Experienced educators point out that good teachers never stop being students. They seek to continuously improve their understanding of factors that influence the quality of their teaching. Action research can be an important tool in this endeavor.

Action research is defined as "a process where participants--who might be teachers, principals, support staff--examine their own practice, systematically and carefully, using the techniques of research." (The Action Research Facilitator's Handbook by Cathy Caro-Bruce)

Action research can offer multiple benefits to schools such as:

  • Helping teachers, or whole schools, focus in on an area of concern or collective interest
  • Serving as a form of professional development
  • In the case of collaborative projects, reducing teacher isolation
  • Developing evidence based strategies for action

Steps in Action Research:


  • First, choose a focus area
  • Use the Exploring the Focus Area tool to guide a discussion with others about what is going on in the focus area.
  • Choose a specific problem that you want to work on using action research.

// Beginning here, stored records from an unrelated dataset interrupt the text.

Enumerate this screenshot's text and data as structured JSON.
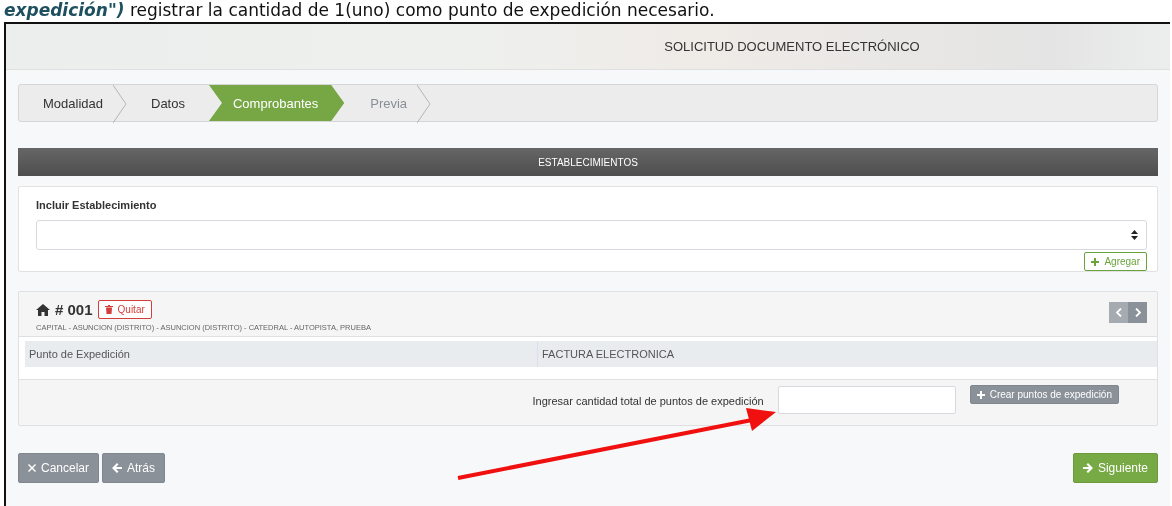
{
  "instruction": {
    "text": "**expedición\")** registrar la cantidad de 1(uno) como punto de expedición necesario."
  },
  "window": {
    "title": "SOLICITUD DOCUMENTO ELECTRÓNICO"
  },
  "steps": [
    {
      "label": "Modalidad",
      "selected": false,
      "disabled": false
    },
    {
      "label": "Datos",
      "selected": false,
      "disabled": false
    },
    {
      "label": "Comprobantes",
      "selected": true,
      "disabled": false
    },
    {
      "label": "Previa",
      "selected": false,
      "disabled": true
    }
  ],
  "section_bar": {
    "title": "ESTABLECIMIENTOS"
  },
  "include": {
    "label": "Incluir Establecimiento",
    "button": "Agregar"
  },
  "establishment": {
    "number": "# 001",
    "remove_button": "Quitar",
    "address": "CAPITAL - ASUNCION (DISTRITO) - ASUNCION (DISTRITO) - CATEDRAL - AUTOPISTA, PRUEBA",
    "table": {
      "columns": [
        "Punto de Expedición",
        "FACTURA ELECTRONICA"
      ]
    },
    "quantity_label": "Ingresar cantidad total de puntos de expedición",
    "create_button": "Crear puntos de expedición"
  },
  "footer": {
    "buttons": [
      {
        "label": "Cancelar",
        "kind": "cancel"
      },
      {
        "label": "Atrás",
        "kind": "back"
      },
      {
        "label": "Siguiente",
        "kind": "next"
      }
    ]
  },
  "annotation": {
    "kind": "arrow"
  }
}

Qualities of a researchable problem include:

  • It is important.
  • You don't already know the best way to address it.
  • It's big enough to be worth spending time on, but small enough to explore within the time available.
  • It's connected to the everyday concerns of the action researchers.


  • Identify available data that could cast light on your problem. Pull out any pieces of data that help you to understand the problem.
  • Find books or articles that have been written on this topic. Read the most interesting.
  • Think about what else you need to know to choose a course of action. Make a plan to gather data that will help you to fully understand the problem.
  • Write a summary or create tables and graphs that will help you make sense of the information you've gathered.
  • Consider splitting out some of your data points by sub-group (e.g., gender, race/ethnicity, grade level)

Things to think about when gathering data:

  • Select the most useful data you can think of to shed light on your problem. It can be quantitative or qualitative.
  • See the data-collection section of this tool kit for more information on good research methods.
  • Consider using multiple data sources (sometimes called triangulation). You can have more confidence in your results if your findings are consistent across data sources.
  • Create graphs or tables if it will help you to see trends or themes.


  • Based on what you've learned by gathering and interpreting data, come up an idea for something that you could do differently in your school or classroom (your action).
  • Get feedback from others on your idea and refine it.
  • Figure out indicators of success (data points that would show that the problem has been solved or lessened).
  • Implement your change.

What to consider in selecting your action:

  • Make sure that you choose an action suggested by your data.
  • Be fairly modest. If you change too many things at once, it will be hard to know worked!
  • Identify whose help you will need to make sure that your action works and get their commitment of support.
  • Figure out a workable timeline; consider trying your action on a small scale first.


  • Keep data on the indicators of success that you selected in planning your action. Figure out the best way to track changes in the indicators. You may want to keep a data dashboard.
  • If you're seeing evidence of improvement, keep going! Share your success with others!
  • If you're not seeing evidence of improvement, reflect on the reasons why? Does your Action need to be tweaked? Is it time to try something different?


Think about what happens next. For example:

  • Did you see the change that you wanted? Why or why not?
  • Is there another, related topic that you want to explore using action research?
  • Would others benefit from knowing about your project? What could they learn?